To combat our wine-induced drowsiness and prep for a post-tasting karaoke gig, we brewed a couple pots of Café d’Vine wine-infused coffee. The packaging claimed that this was not mere flavored coffee, but actual infused coffee, the result of to a special process that infuses the wine into the coffee bean while removing all of the alcohol content. (Kind of a bummer, but one can’t have everything.)

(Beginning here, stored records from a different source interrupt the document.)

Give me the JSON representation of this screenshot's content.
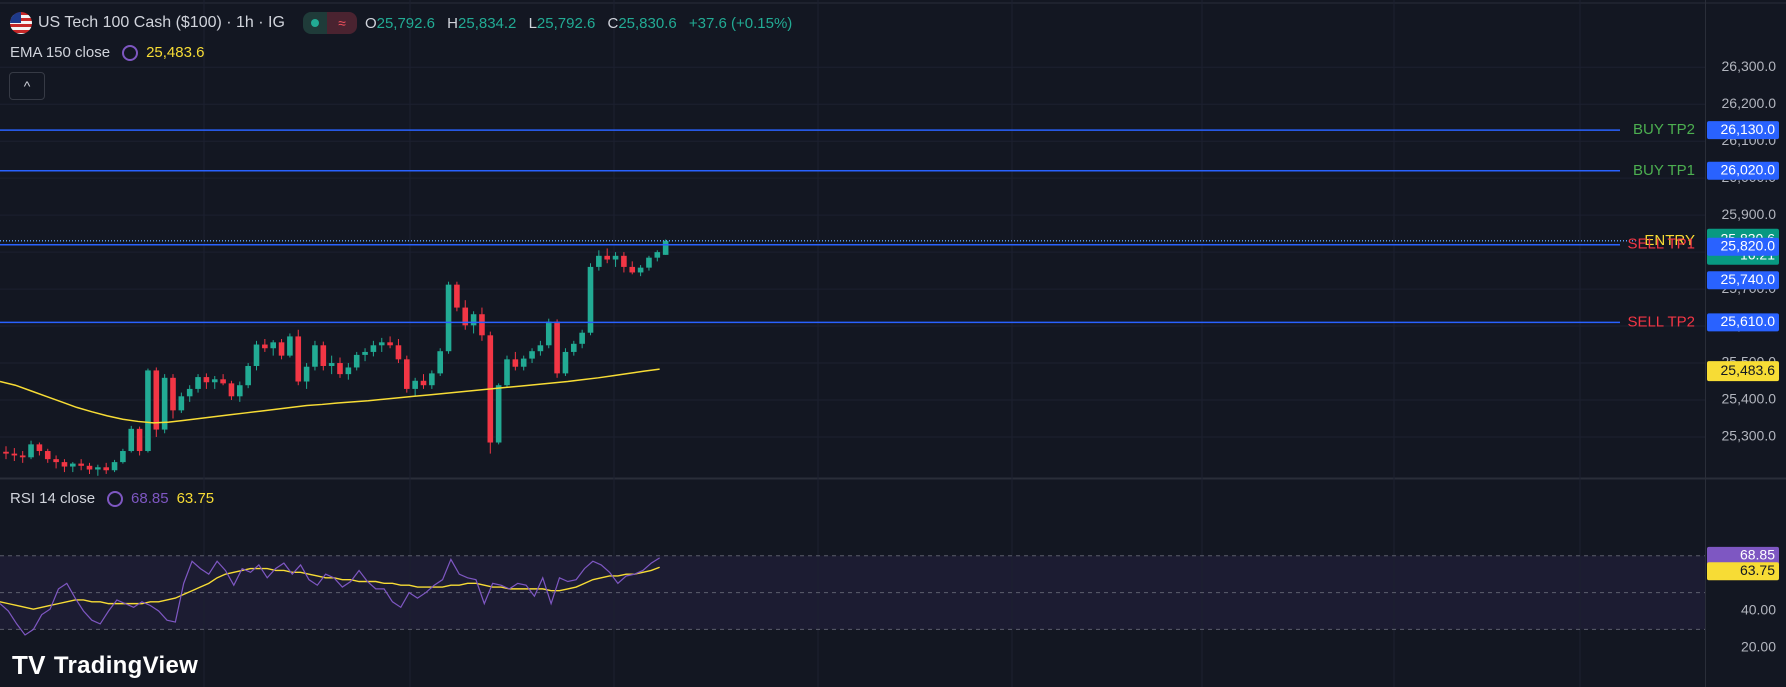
{
  "header": {
    "symbol_title": "US Tech 100 Cash ($100) · 1h · IG",
    "ohlc": {
      "o_label": "O",
      "o_value": "25,792.6",
      "h_label": "H",
      "h_value": "25,834.2",
      "l_label": "L",
      "l_value": "25,792.6",
      "c_label": "C",
      "c_value": "25,830.6",
      "change": "+37.6 (+0.15%)"
    },
    "flag_icon": "us-flag-icon",
    "pill_icon": "waves-icon",
    "pill_symbol": "≈"
  },
  "ema_legend": {
    "label": "EMA 150 close",
    "value": "25,483.6"
  },
  "rsi_legend": {
    "label": "RSI 14 close",
    "rsi_value": "68.85",
    "ma_value": "63.75"
  },
  "collapse_symbol": "^",
  "branding": {
    "logo_mark": "TV",
    "logo_text": "TradingView"
  },
  "colors": {
    "up": "#22ab94",
    "down": "#f23645",
    "level_line": "#2962ff",
    "ema": "#f7dc35",
    "rsi": "#7e57c2",
    "buy_label": "#4caf50",
    "sell_label": "#f23645",
    "entry_label": "#f7dc35"
  },
  "chart_data": [
    {
      "type": "candlestick",
      "title": "",
      "y_axis_ticks": [
        "26,300.0",
        "26,200.0",
        "26,100.0",
        "26,000.0",
        "25,900.0",
        "25,800.0",
        "25,700.0",
        "25,600.0",
        "25,500.0",
        "25,400.0",
        "25,300.0"
      ],
      "ylim": [
        25250,
        26380
      ],
      "levels": [
        {
          "name": "BUY TP2",
          "value": 26130,
          "price_label": "26,130.0",
          "style": "solid",
          "label_color": "#4caf50"
        },
        {
          "name": "BUY TP1",
          "value": 26020,
          "price_label": "26,020.0",
          "style": "solid",
          "label_color": "#4caf50"
        },
        {
          "name": "ENTRY",
          "value": 25830.6,
          "price_label": "25,830.6",
          "style": "dotted",
          "label_color": "#f7dc35",
          "countdown": "16:21"
        },
        {
          "name": "SELL TP1",
          "value": 25820,
          "price_label": "25,820.0",
          "style": "solid",
          "label_color": "#f23645"
        },
        {
          "name": "",
          "value": 25740,
          "price_label": "25,740.0",
          "style": "none",
          "label_color": "#2962ff"
        },
        {
          "name": "SELL TP2",
          "value": 25610,
          "price_label": "25,610.0",
          "style": "solid",
          "label_color": "#f23645"
        }
      ],
      "ema_150": {
        "name": "EMA 150 close",
        "last_label": "25,483.6",
        "values": [
          25450,
          25440,
          25425,
          25410,
          25395,
          25380,
          25368,
          25357,
          25348,
          25342,
          25338,
          25340,
          25345,
          25350,
          25355,
          25360,
          25365,
          25370,
          25375,
          25380,
          25385,
          25388,
          25392,
          25395,
          25398,
          25402,
          25406,
          25410,
          25414,
          25418,
          25422,
          25426,
          25430,
          25434,
          25438,
          25442,
          25446,
          25450,
          25455,
          25460,
          25466,
          25472,
          25478,
          25483.6
        ]
      },
      "candles": [
        [
          25260,
          25275,
          25240,
          25255
        ],
        [
          25255,
          25270,
          25235,
          25250
        ],
        [
          25250,
          25262,
          25230,
          25245
        ],
        [
          25245,
          25290,
          25240,
          25280
        ],
        [
          25280,
          25285,
          25250,
          25262
        ],
        [
          25262,
          25268,
          25230,
          25240
        ],
        [
          25240,
          25250,
          25215,
          25232
        ],
        [
          25232,
          25240,
          25205,
          25220
        ],
        [
          25220,
          25232,
          25205,
          25228
        ],
        [
          25228,
          25240,
          25210,
          25222
        ],
        [
          25222,
          25230,
          25200,
          25212
        ],
        [
          25212,
          25225,
          25195,
          25218
        ],
        [
          25218,
          25230,
          25200,
          25210
        ],
        [
          25210,
          25238,
          25205,
          25232
        ],
        [
          25232,
          25268,
          25228,
          25262
        ],
        [
          25262,
          25330,
          25258,
          25322
        ],
        [
          25322,
          25328,
          25250,
          25262
        ],
        [
          25262,
          25485,
          25258,
          25480
        ],
        [
          25480,
          25488,
          25300,
          25320
        ],
        [
          25320,
          25470,
          25310,
          25460
        ],
        [
          25460,
          25470,
          25350,
          25372
        ],
        [
          25372,
          25420,
          25365,
          25410
        ],
        [
          25410,
          25440,
          25395,
          25430
        ],
        [
          25430,
          25470,
          25420,
          25462
        ],
        [
          25462,
          25472,
          25430,
          25448
        ],
        [
          25448,
          25465,
          25430,
          25456
        ],
        [
          25456,
          25470,
          25440,
          25445
        ],
        [
          25445,
          25452,
          25400,
          25410
        ],
        [
          25410,
          25450,
          25395,
          25440
        ],
        [
          25440,
          25500,
          25432,
          25492
        ],
        [
          25492,
          25560,
          25480,
          25550
        ],
        [
          25550,
          25565,
          25530,
          25540
        ],
        [
          25540,
          25562,
          25520,
          25556
        ],
        [
          25556,
          25565,
          25510,
          25520
        ],
        [
          25520,
          25580,
          25515,
          25572
        ],
        [
          25572,
          25590,
          25440,
          25450
        ],
        [
          25450,
          25500,
          25430,
          25490
        ],
        [
          25490,
          25560,
          25480,
          25548
        ],
        [
          25548,
          25558,
          25480,
          25492
        ],
        [
          25492,
          25520,
          25470,
          25500
        ],
        [
          25500,
          25515,
          25460,
          25470
        ],
        [
          25470,
          25500,
          25455,
          25488
        ],
        [
          25488,
          25530,
          25480,
          25522
        ],
        [
          25522,
          25540,
          25505,
          25530
        ],
        [
          25530,
          25560,
          25518,
          25548
        ],
        [
          25548,
          25568,
          25530,
          25556
        ],
        [
          25556,
          25572,
          25540,
          25548
        ],
        [
          25548,
          25565,
          25500,
          25510
        ],
        [
          25510,
          25520,
          25420,
          25430
        ],
        [
          25430,
          25460,
          25410,
          25452
        ],
        [
          25452,
          25470,
          25430,
          25440
        ],
        [
          25440,
          25480,
          25430,
          25472
        ],
        [
          25472,
          25540,
          25465,
          25532
        ],
        [
          25532,
          25720,
          25525,
          25712
        ],
        [
          25712,
          25720,
          25640,
          25650
        ],
        [
          25650,
          25670,
          25590,
          25602
        ],
        [
          25602,
          25640,
          25580,
          25632
        ],
        [
          25632,
          25650,
          25560,
          25575
        ],
        [
          25575,
          25585,
          25255,
          25285
        ],
        [
          25285,
          25445,
          25280,
          25440
        ],
        [
          25440,
          25520,
          25435,
          25510
        ],
        [
          25510,
          25530,
          25480,
          25490
        ],
        [
          25490,
          25520,
          25480,
          25512
        ],
        [
          25512,
          25540,
          25500,
          25532
        ],
        [
          25532,
          25560,
          25520,
          25548
        ],
        [
          25548,
          25620,
          25540,
          25612
        ],
        [
          25612,
          25618,
          25460,
          25472
        ],
        [
          25472,
          25540,
          25465,
          25530
        ],
        [
          25530,
          25560,
          25520,
          25552
        ],
        [
          25552,
          25590,
          25540,
          25582
        ],
        [
          25582,
          25770,
          25575,
          25760
        ],
        [
          25760,
          25805,
          25750,
          25790
        ],
        [
          25790,
          25810,
          25770,
          25780
        ],
        [
          25780,
          25800,
          25760,
          25790
        ],
        [
          25790,
          25800,
          25745,
          25760
        ],
        [
          25760,
          25775,
          25740,
          25745
        ],
        [
          25745,
          25765,
          25735,
          25758
        ],
        [
          25758,
          25790,
          25750,
          25785
        ],
        [
          25785,
          25805,
          25775,
          25800
        ],
        [
          25792.6,
          25834.2,
          25792.6,
          25830.6
        ]
      ]
    },
    {
      "type": "line",
      "title": "",
      "y_axis_ticks": [
        "60.00",
        "40.00",
        "20.00"
      ],
      "ylim": [
        17,
        77
      ],
      "reference_lines": [
        70,
        50,
        30
      ],
      "series": [
        {
          "name": "RSI 14 close",
          "last_label": "68.85",
          "values": [
            44,
            40,
            33,
            27,
            30,
            38,
            41,
            52,
            55,
            47,
            40,
            35,
            33,
            40,
            46,
            44,
            42,
            45,
            43,
            40,
            35,
            34,
            55,
            67,
            63,
            60,
            67,
            62,
            54,
            63,
            61,
            65,
            58,
            63,
            66,
            60,
            65,
            57,
            54,
            60,
            58,
            53,
            56,
            62,
            56,
            52,
            52,
            45,
            42,
            50,
            47,
            50,
            54,
            57,
            68,
            60,
            58,
            57,
            44,
            55,
            54,
            52,
            55,
            54,
            48,
            58,
            44,
            58,
            56,
            57,
            63,
            67,
            65,
            61,
            55,
            59,
            60,
            62,
            66,
            68.85
          ]
        },
        {
          "name": "RSI MA",
          "last_label": "63.75",
          "values": [
            45,
            44,
            43,
            42,
            41,
            42,
            43,
            44,
            45,
            46,
            46,
            45,
            45,
            44,
            44,
            44,
            44,
            44,
            45,
            45,
            46,
            47,
            49,
            51,
            53,
            55,
            58,
            60,
            61,
            62,
            63,
            63,
            63,
            62,
            62,
            61,
            61,
            60,
            59,
            58,
            58,
            57,
            57,
            56,
            56,
            56,
            55,
            55,
            54,
            54,
            53,
            53,
            53,
            53,
            54,
            54,
            55,
            55,
            54,
            53,
            53,
            52,
            52,
            52,
            52,
            52,
            51,
            51,
            52,
            53,
            55,
            57,
            58,
            59,
            59,
            60,
            60,
            61,
            62,
            63.75
          ]
        }
      ],
      "axis_labels": {
        "last_rsi": "68.85",
        "last_ma": "63.75"
      }
    }
  ]
}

We started out with the Merlot coffee. It featured a gingerbread nose, with ample notes of nutmeg and cinnamon, but nothing really Merlot-ish about it. Andrea picked up some basil character on the palate, and called it “hearty but refreshing.” Most people agreed — it was good coffee, but the wine influences were hard to pickup. Next, we moved on to the Cabernet Sauvignon, and we were intrigued by the subtle tartness of the brew. Again, however, no one was going to be blind-tasting varietals in this coffee. We did observe that as the coffee cooled (even slightly), a sourness began to take hold. We resisted adding creamer in order to get a pure sense of the beverage, but after about five minutes the tasters were wishing there was something to mask the emerging acidity. Our advice to anyone wishing to try themselves some Café d’Vine is that you make sure you drink it plenty hot.
After segueing into topics such as whether or not Guerilla Wine was successfully branding themselves and if there is a stigma attached to “leftover” grapes, the Young Winos went gently into the night, peaceful warriors in the unending fight for good wine.
The Young Winos of LA — edutoxicating Los Angeles since 2005.